A comprehensive overview of sarcoidosis covering subjects like symptoms, diagnostics, research, causes and pictures
Clinical and experimental data during sarcoidosis reseach suggest that granuloma formation during the disease is the result of the presence of activated T cells and the activated mononuclear phagocytes. Sarcoidosis research admits that the disease's causes are not known but it might be a form of abnormal immune reactivity against antigen in general or to specific antigens or if there is a combination of two factors.
Sarcoidosis research shows that the disease is generally associated with peripheral T lymphopenia and a reduction in vitro of the response to mitogens. While T lymphocytes are activated in the lungs, in peripheral blood there is a decrease in their number and their response towards mitogen and antigens is significantly reduced.

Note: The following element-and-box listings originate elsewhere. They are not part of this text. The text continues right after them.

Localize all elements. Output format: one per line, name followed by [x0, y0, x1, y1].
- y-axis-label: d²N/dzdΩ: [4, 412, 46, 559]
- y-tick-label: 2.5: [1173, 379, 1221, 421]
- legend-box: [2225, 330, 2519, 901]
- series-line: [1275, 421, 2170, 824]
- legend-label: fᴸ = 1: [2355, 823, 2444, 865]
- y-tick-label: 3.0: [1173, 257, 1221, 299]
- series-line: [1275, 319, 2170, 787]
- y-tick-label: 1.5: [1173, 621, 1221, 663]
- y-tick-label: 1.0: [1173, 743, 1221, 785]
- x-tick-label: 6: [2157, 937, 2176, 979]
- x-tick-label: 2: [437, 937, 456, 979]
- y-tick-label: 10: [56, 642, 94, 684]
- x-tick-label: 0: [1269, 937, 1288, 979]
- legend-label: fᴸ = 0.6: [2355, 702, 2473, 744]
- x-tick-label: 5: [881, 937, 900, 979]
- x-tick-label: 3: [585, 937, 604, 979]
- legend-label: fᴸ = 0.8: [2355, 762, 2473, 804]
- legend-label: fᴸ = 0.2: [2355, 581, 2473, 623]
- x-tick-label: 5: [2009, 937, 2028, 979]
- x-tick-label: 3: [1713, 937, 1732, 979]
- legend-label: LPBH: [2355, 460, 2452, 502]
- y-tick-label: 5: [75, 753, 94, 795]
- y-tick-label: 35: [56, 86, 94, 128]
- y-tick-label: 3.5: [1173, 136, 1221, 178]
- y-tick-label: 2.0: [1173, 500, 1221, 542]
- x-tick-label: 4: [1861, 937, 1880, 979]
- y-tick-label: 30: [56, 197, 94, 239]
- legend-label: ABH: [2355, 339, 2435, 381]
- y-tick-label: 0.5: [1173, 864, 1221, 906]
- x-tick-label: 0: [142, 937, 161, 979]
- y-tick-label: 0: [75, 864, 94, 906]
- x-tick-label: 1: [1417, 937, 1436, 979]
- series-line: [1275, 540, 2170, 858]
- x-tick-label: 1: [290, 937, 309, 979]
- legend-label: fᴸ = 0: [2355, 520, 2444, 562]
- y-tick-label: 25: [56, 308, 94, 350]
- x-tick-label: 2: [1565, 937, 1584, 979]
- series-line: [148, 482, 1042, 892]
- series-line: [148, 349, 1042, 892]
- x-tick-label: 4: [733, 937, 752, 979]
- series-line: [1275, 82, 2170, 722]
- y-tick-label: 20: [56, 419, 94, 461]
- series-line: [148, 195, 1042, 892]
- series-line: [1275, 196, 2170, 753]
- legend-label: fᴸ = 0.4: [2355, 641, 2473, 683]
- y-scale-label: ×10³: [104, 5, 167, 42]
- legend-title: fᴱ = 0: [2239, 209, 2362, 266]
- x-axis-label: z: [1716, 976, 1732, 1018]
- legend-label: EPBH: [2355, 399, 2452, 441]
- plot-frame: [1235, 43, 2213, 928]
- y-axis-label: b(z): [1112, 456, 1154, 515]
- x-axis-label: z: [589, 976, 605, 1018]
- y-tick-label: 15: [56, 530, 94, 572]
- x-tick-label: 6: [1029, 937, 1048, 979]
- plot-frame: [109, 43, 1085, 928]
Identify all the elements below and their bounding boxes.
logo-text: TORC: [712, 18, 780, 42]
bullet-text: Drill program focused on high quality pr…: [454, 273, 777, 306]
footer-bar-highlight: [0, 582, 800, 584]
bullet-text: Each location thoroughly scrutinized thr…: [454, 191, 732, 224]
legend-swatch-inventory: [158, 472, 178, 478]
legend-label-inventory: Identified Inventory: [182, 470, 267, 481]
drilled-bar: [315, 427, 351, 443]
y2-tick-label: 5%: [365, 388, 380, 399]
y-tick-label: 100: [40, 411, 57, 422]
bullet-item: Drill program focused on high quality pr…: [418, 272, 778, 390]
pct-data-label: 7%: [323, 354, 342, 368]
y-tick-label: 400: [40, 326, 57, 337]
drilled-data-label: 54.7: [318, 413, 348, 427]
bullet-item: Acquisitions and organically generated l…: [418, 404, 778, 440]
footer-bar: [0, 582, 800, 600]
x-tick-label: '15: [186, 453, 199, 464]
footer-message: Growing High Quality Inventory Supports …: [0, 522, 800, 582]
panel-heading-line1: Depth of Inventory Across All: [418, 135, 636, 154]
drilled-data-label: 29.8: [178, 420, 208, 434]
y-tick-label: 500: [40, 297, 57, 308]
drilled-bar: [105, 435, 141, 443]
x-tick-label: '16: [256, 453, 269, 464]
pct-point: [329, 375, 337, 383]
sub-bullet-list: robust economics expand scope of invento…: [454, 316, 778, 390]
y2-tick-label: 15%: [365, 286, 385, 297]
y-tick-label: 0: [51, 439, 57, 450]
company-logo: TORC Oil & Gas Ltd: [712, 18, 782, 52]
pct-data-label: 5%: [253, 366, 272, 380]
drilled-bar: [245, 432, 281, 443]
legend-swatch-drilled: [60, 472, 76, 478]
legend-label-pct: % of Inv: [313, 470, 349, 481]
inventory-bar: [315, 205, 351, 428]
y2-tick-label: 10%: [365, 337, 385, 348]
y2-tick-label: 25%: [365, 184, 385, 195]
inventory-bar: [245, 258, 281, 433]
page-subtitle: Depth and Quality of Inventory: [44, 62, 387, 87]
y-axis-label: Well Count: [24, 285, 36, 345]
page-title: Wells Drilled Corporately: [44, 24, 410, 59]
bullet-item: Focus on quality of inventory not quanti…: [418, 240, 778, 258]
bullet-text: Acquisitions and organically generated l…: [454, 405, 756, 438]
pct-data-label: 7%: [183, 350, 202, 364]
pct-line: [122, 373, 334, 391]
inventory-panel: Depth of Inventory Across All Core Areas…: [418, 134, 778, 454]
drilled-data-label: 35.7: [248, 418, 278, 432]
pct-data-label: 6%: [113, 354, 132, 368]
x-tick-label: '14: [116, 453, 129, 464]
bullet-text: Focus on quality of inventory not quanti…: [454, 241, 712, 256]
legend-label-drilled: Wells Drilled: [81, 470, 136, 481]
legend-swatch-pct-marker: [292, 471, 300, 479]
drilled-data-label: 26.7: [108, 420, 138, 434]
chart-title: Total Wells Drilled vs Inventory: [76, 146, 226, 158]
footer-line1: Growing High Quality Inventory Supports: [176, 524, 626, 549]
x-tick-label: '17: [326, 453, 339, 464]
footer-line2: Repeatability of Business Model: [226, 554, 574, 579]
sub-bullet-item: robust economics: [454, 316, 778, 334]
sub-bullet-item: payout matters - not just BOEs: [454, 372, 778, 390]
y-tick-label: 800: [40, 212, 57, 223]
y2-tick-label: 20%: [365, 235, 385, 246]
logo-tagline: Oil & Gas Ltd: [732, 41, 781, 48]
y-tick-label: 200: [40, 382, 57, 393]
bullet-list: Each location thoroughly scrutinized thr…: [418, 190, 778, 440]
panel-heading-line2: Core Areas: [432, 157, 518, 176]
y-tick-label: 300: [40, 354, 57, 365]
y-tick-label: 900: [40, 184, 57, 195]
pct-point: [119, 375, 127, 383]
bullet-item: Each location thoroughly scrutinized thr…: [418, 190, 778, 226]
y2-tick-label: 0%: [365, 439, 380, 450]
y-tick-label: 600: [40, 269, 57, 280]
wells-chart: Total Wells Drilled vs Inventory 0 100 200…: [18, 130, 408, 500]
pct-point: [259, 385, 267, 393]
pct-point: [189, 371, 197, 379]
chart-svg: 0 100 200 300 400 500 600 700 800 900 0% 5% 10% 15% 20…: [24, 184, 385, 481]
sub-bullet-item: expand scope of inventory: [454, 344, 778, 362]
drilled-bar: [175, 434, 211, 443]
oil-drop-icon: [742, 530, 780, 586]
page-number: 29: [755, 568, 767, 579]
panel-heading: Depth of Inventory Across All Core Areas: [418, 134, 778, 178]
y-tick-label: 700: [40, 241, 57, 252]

Granuloma is a host's response to a higher concentration of foreign substances which could not be destroyed and acute inflammatory response that is surrounded and destroyed by mononuclear phagocytes at different stages of maturation and activation. In particular, sarcoidosis research that the disease's granuloma is seen as a consequence of intense immunological response towards an antigen persistent, slowly soluble and poorly degradable.
The histology of sarcoidosis is made up of different degrees of granulomatous inflammation, tissue fibrosis and interstitial pneumonia. The ratio of the appearance of these lesions in a patient depends on disease stage.
The sarcoidosis research has shown without any doubt that the pathological feature of sarcoidosis is the granuloma, which is identical to that determined in early stages of many other etiological agents. It is composed from rare epithelioid histocyte multinucleated giant cells, lymphocytes, rare plasma cells, neutrophils and eosinophils. Granulomas can be found in any organ. It is predominantly located in the lung, septal, interlobular and interstitial pleural interstitium parenchymatous being less affected. Another place of localization is the respiratory tract mucosa, particularly in the small bronchi. Probably due to localization, involving pulmonary arteries and veins is common in sarcoidosis, there is often damage the elastic lamina, sometimes accompanied by necrosis.
Sarcoidosis research show that the dynamics of pathological processes leading to persistent cellular lesions in certain areas, while others resolve spontaneously or in response to therapy. Approximately 75-80% of these lesions heal, maintaining parenchymal architecture. Moreover, they persist or result in the formation of scars. Fibroblasts proliferate in the periphery of granulomas "mature", increasing collagen production.
The possibility of damaging any organ or tissue makes the list of diseases that present these symptoms to be enormous. That's why sarcoidosis research tries to find the exact causes for the disease and simplify the diagnosis.
The most common diseases that must be differentiated from sarcoidosis in the first stage are lymphomas, cancers, lymph node tuberculosis, aneurysms larger vessels (dilation of the vessel wall).
In stage II or III, differential diagnosis is done as oppose to: idiopathic pulmonary fibrosis (no known cause), pneumomicosis (occupational diseases of the lungs), pulmonary tuberculosis, primary or metastatic neoplasms, leukemia.
Your doctor notices after looking at a chest X-ray, the enlargement of the lymph nodes in the chest and some changes in the lung, particularly small nodules. As the specialty physicians stated, not all patients with sarcoidosis need treatment, because more than half of them heal without therapy within 6 months to two years. However, treatment is required when the patient has a cough and a feeling of suffocation or if it affected a vital organ such as heart, eyes, nervous system. Treatment is medical and lasts about a year until symptoms disappear. In some cases, because of treatment, patients can gain weight, his feet are swollen, blood pressure will be increase, they might get sick of ulcer and gastritis.